In a Daily News op-ed, Dershowitz says he has been rebuffed by 911 operators when he reports reckless drivers. The reason, he says, is police aren’t interested in handling such calls unless a crash has occurred.
Dershowitz’s sister-in-law was killed by a driver in Chelsea in 2011. Ian Clement left the scene after running Marilyn Dershowitz over with a U.S. Postal Service truck as she was cycling with her husband. Though the crash was captured on video, a jury acquitted Clement of hit-and-run.
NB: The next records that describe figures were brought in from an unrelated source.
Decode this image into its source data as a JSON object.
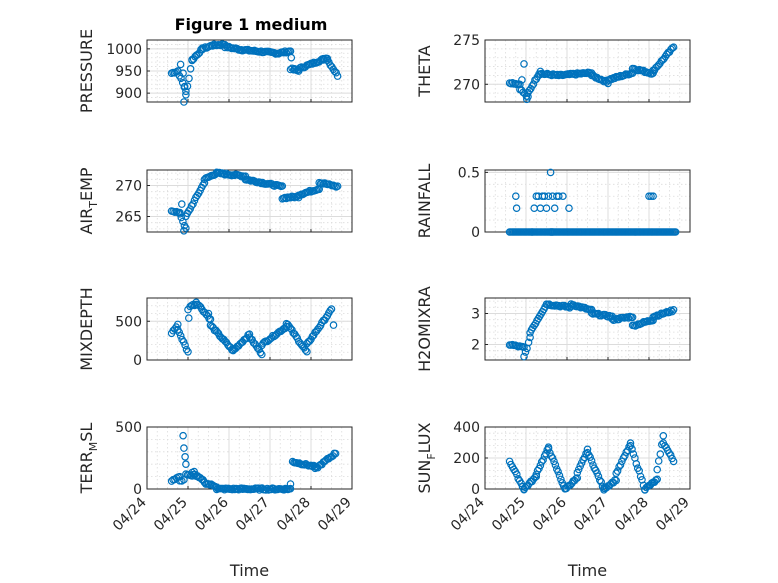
{
  "figure": {
    "title": "Figure 1 medium",
    "marker_color": "#0072BD"
  },
  "chart_data": [
    {
      "type": "scatter",
      "ylabel": "PRESSURE",
      "ylim": [
        880,
        1020
      ],
      "yticks": [
        900,
        950,
        1000
      ],
      "xlim": [
        0,
        5
      ],
      "xticks": [
        "04/24",
        "04/25",
        "04/26",
        "04/27",
        "04/28",
        "04/29"
      ],
      "show_xticklabels": false,
      "xlabel": "",
      "segments": [
        [
          0.0,
          0.15,
          945,
          950
        ],
        [
          0.15,
          0.35,
          950,
          905
        ],
        [
          0.35,
          0.5,
          895,
          975
        ],
        [
          0.5,
          0.75,
          975,
          1000
        ],
        [
          0.75,
          1.0,
          1000,
          1008
        ],
        [
          1.0,
          1.3,
          1008,
          1010
        ],
        [
          1.3,
          1.7,
          1005,
          998
        ],
        [
          1.7,
          2.6,
          998,
          990
        ],
        [
          2.6,
          2.9,
          990,
          995
        ],
        [
          2.9,
          3.1,
          955,
          950
        ],
        [
          3.1,
          3.8,
          955,
          980
        ],
        [
          3.8,
          4.05,
          975,
          940
        ]
      ],
      "extra_points": [
        [
          0.3,
          880
        ],
        [
          0.32,
          915
        ],
        [
          0.28,
          945
        ],
        [
          0.22,
          965
        ],
        [
          2.92,
          980
        ],
        [
          0.6,
          985
        ],
        [
          3.0,
          955
        ],
        [
          3.7,
          975
        ]
      ]
    },
    {
      "type": "scatter",
      "ylabel": "THETA",
      "ylim": [
        268,
        275
      ],
      "yticks": [
        270,
        275
      ],
      "xlim": [
        0,
        5
      ],
      "xticks": [
        "04/24",
        "04/25",
        "04/26",
        "04/27",
        "04/28",
        "04/29"
      ],
      "show_xticklabels": false,
      "xlabel": "",
      "segments": [
        [
          0.0,
          0.25,
          270.2,
          270.0
        ],
        [
          0.25,
          0.45,
          269.5,
          268.5
        ],
        [
          0.45,
          0.75,
          269.0,
          271.5
        ],
        [
          0.75,
          1.2,
          271.2,
          271.0
        ],
        [
          1.2,
          2.0,
          271.0,
          271.3
        ],
        [
          2.0,
          2.4,
          271.0,
          270.2
        ],
        [
          2.4,
          3.0,
          270.5,
          271.3
        ],
        [
          3.0,
          3.5,
          271.8,
          271.2
        ],
        [
          3.5,
          4.0,
          271.5,
          274.2
        ]
      ],
      "extra_points": [
        [
          0.35,
          272.3
        ],
        [
          0.3,
          270.5
        ],
        [
          0.42,
          268.3
        ]
      ]
    },
    {
      "type": "scatter",
      "ylabel": "AIR_TEMP",
      "ylim": [
        262.5,
        272.5
      ],
      "yticks": [
        265,
        270
      ],
      "xlim": [
        0,
        5
      ],
      "xticks": [
        "04/24",
        "04/25",
        "04/26",
        "04/27",
        "04/28",
        "04/29"
      ],
      "show_xticklabels": false,
      "xlabel": "",
      "segments": [
        [
          0.0,
          0.2,
          266.0,
          265.5
        ],
        [
          0.2,
          0.35,
          265.5,
          263.0
        ],
        [
          0.35,
          0.8,
          265.0,
          270.5
        ],
        [
          0.8,
          1.1,
          271.0,
          272.0
        ],
        [
          1.1,
          1.8,
          272.0,
          271.5
        ],
        [
          1.8,
          2.7,
          271.0,
          269.8
        ],
        [
          2.7,
          3.1,
          268.0,
          268.2
        ],
        [
          3.1,
          3.6,
          268.5,
          269.5
        ],
        [
          3.6,
          4.05,
          270.5,
          269.8
        ]
      ],
      "extra_points": [
        [
          0.3,
          262.7
        ],
        [
          0.25,
          267.0
        ]
      ]
    },
    {
      "type": "scatter",
      "ylabel": "RAINFALL",
      "ylim": [
        0,
        0.52
      ],
      "yticks": [
        0,
        0.5
      ],
      "xlim": [
        0,
        5
      ],
      "xticks": [
        "04/24",
        "04/25",
        "04/26",
        "04/27",
        "04/28",
        "04/29"
      ],
      "show_xticklabels": false,
      "xlabel": "",
      "segments": [
        [
          0.0,
          0.55,
          0,
          0
        ],
        [
          0.55,
          1.05,
          0,
          0
        ],
        [
          1.0,
          4.05,
          0,
          0
        ]
      ],
      "extra_points": [
        [
          0.15,
          0.3
        ],
        [
          0.17,
          0.2
        ],
        [
          0.6,
          0.2
        ],
        [
          0.65,
          0.3
        ],
        [
          0.7,
          0.3
        ],
        [
          0.75,
          0.2
        ],
        [
          0.8,
          0.3
        ],
        [
          0.85,
          0.3
        ],
        [
          0.9,
          0.2
        ],
        [
          0.95,
          0.3
        ],
        [
          1.0,
          0.5
        ],
        [
          1.05,
          0.3
        ],
        [
          1.1,
          0.2
        ],
        [
          1.15,
          0.3
        ],
        [
          1.2,
          0.3
        ],
        [
          1.3,
          0.3
        ],
        [
          1.45,
          0.2
        ],
        [
          3.4,
          0.3
        ],
        [
          3.45,
          0.3
        ],
        [
          3.5,
          0.3
        ]
      ]
    },
    {
      "type": "scatter",
      "ylabel": "MIXDEPTH",
      "ylim": [
        0,
        800
      ],
      "yticks": [
        0,
        500
      ],
      "xlim": [
        0,
        5
      ],
      "xticks": [
        "04/24",
        "04/25",
        "04/26",
        "04/27",
        "04/28",
        "04/29"
      ],
      "show_xticklabels": false,
      "xlabel": "",
      "segments": [
        [
          0.0,
          0.15,
          350,
          450
        ],
        [
          0.15,
          0.4,
          400,
          100
        ],
        [
          0.45,
          0.6,
          700,
          720
        ],
        [
          0.6,
          0.95,
          750,
          520
        ],
        [
          0.95,
          1.5,
          450,
          120
        ],
        [
          1.5,
          1.9,
          120,
          330
        ],
        [
          1.9,
          2.2,
          300,
          80
        ],
        [
          2.2,
          2.8,
          200,
          430
        ],
        [
          2.8,
          3.3,
          480,
          100
        ],
        [
          3.3,
          3.9,
          200,
          650
        ]
      ],
      "extra_points": [
        [
          0.4,
          650
        ],
        [
          0.42,
          540
        ],
        [
          0.9,
          600
        ],
        [
          3.95,
          450
        ]
      ]
    },
    {
      "type": "scatter",
      "ylabel": "H2OMIXRA",
      "ylim": [
        1.5,
        3.5
      ],
      "yticks": [
        2,
        3
      ],
      "xlim": [
        0,
        5
      ],
      "xticks": [
        "04/24",
        "04/25",
        "04/26",
        "04/27",
        "04/28",
        "04/29"
      ],
      "show_xticklabels": false,
      "xlabel": "",
      "segments": [
        [
          0.0,
          0.35,
          2.0,
          1.9
        ],
        [
          0.35,
          0.5,
          1.6,
          2.2
        ],
        [
          0.5,
          0.9,
          2.4,
          3.3
        ],
        [
          0.9,
          1.5,
          3.3,
          3.2
        ],
        [
          1.5,
          2.0,
          3.3,
          3.1
        ],
        [
          2.0,
          2.5,
          3.0,
          2.9
        ],
        [
          2.5,
          3.0,
          2.8,
          2.9
        ],
        [
          3.0,
          3.5,
          2.6,
          2.8
        ],
        [
          3.5,
          4.0,
          2.9,
          3.1
        ]
      ],
      "extra_points": []
    },
    {
      "type": "scatter",
      "ylabel": "TERR_MSL",
      "ylim": [
        0,
        500
      ],
      "yticks": [
        0,
        500
      ],
      "xlim": [
        0,
        5
      ],
      "xticks": [
        "04/24",
        "04/25",
        "04/26",
        "04/27",
        "04/28",
        "04/29"
      ],
      "show_xticklabels": true,
      "xlabel": "Time",
      "segments": [
        [
          0.0,
          0.2,
          70,
          100
        ],
        [
          0.2,
          0.3,
          60,
          80
        ],
        [
          0.35,
          0.5,
          120,
          100
        ],
        [
          0.5,
          0.8,
          130,
          60
        ],
        [
          0.8,
          1.1,
          50,
          20
        ],
        [
          1.1,
          2.9,
          0,
          0
        ],
        [
          2.95,
          3.5,
          220,
          180
        ],
        [
          3.5,
          4.0,
          160,
          290
        ]
      ],
      "extra_points": [
        [
          0.28,
          430
        ],
        [
          0.3,
          330
        ],
        [
          0.33,
          260
        ],
        [
          0.35,
          200
        ],
        [
          0.55,
          140
        ],
        [
          2.9,
          40
        ]
      ]
    },
    {
      "type": "scatter",
      "ylabel": "SUN_FLUX",
      "ylim": [
        0,
        400
      ],
      "yticks": [
        0,
        200,
        400
      ],
      "xlim": [
        0,
        5
      ],
      "xticks": [
        "04/24",
        "04/25",
        "04/26",
        "04/27",
        "04/28",
        "04/29"
      ],
      "show_xticklabels": true,
      "xlabel": "Time",
      "segments": [
        [
          0.0,
          0.35,
          180,
          0
        ],
        [
          0.35,
          0.65,
          0,
          80
        ],
        [
          0.65,
          0.95,
          100,
          265
        ],
        [
          0.95,
          1.35,
          260,
          0
        ],
        [
          1.35,
          1.65,
          0,
          70
        ],
        [
          1.65,
          1.9,
          100,
          250
        ],
        [
          1.9,
          2.3,
          240,
          0
        ],
        [
          2.3,
          2.6,
          0,
          60
        ],
        [
          2.6,
          2.95,
          100,
          290
        ],
        [
          2.95,
          3.3,
          280,
          0
        ],
        [
          3.3,
          3.6,
          0,
          60
        ],
        [
          3.6,
          3.75,
          120,
          340
        ],
        [
          3.75,
          4.0,
          300,
          180
        ]
      ],
      "extra_points": []
    }
  ]
}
It is this combination — little concern about reckless drivers who haven’t killed yet, and legal difficulties in prosecuting drivers who have — that has likely contributed to the epidemic of pedestrians deaths in New York, resulting in a sizable increase in 2013 from 2012. The law, and those who are supposed to enforce it, are not doing their job in deterring dangerous driving because reckless drivers have little to fear from persisting in their potentially lethal behavior. This breakdown reflects a larger moral conundrum: How should the law deal with conduct that causes lethal results in only a small percentage of cases?
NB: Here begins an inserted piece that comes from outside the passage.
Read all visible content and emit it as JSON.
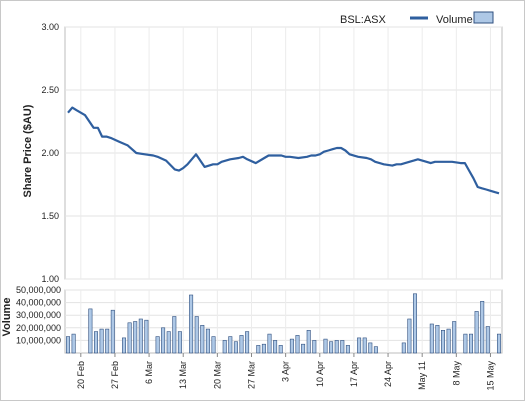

Dershowitz says punishing a relatively small number of reckless drivers for killing people does not deter others from driving recklessly, “because few drivers expect to kill and even fewer expect to be successfully prosecuted if they do.”
“Clearly,” he writes, “the law would buy more deterrent bang for the buck if it vigorously prosecuted every reckless driver, regardless of whether they happen to kill.”
Dershowitz offers a few suggestions for increasing enforcement, like making penalties more severe for deadly crashes in which speeding or texting are a factor. He says more frequent ticketing and higher fines for dangerous moving violations might also help.
Dershowitz, who made his name as a civil libertarian, doesn’t explicitly endorse automated enforcement, though he acknowledges that traffic cameras are an important tool. Penalizing all reckless driving behavior might be seen as “governmental action that compromises privacy for prevention,” he says, but he doesn’t think it’s much of a trade-off.
Are these costs worth the benefits of a more proactive and preventive approach? When it comes to dangerous driving, where privacy interests are minimal and safety concerns considerable, the answer is yes.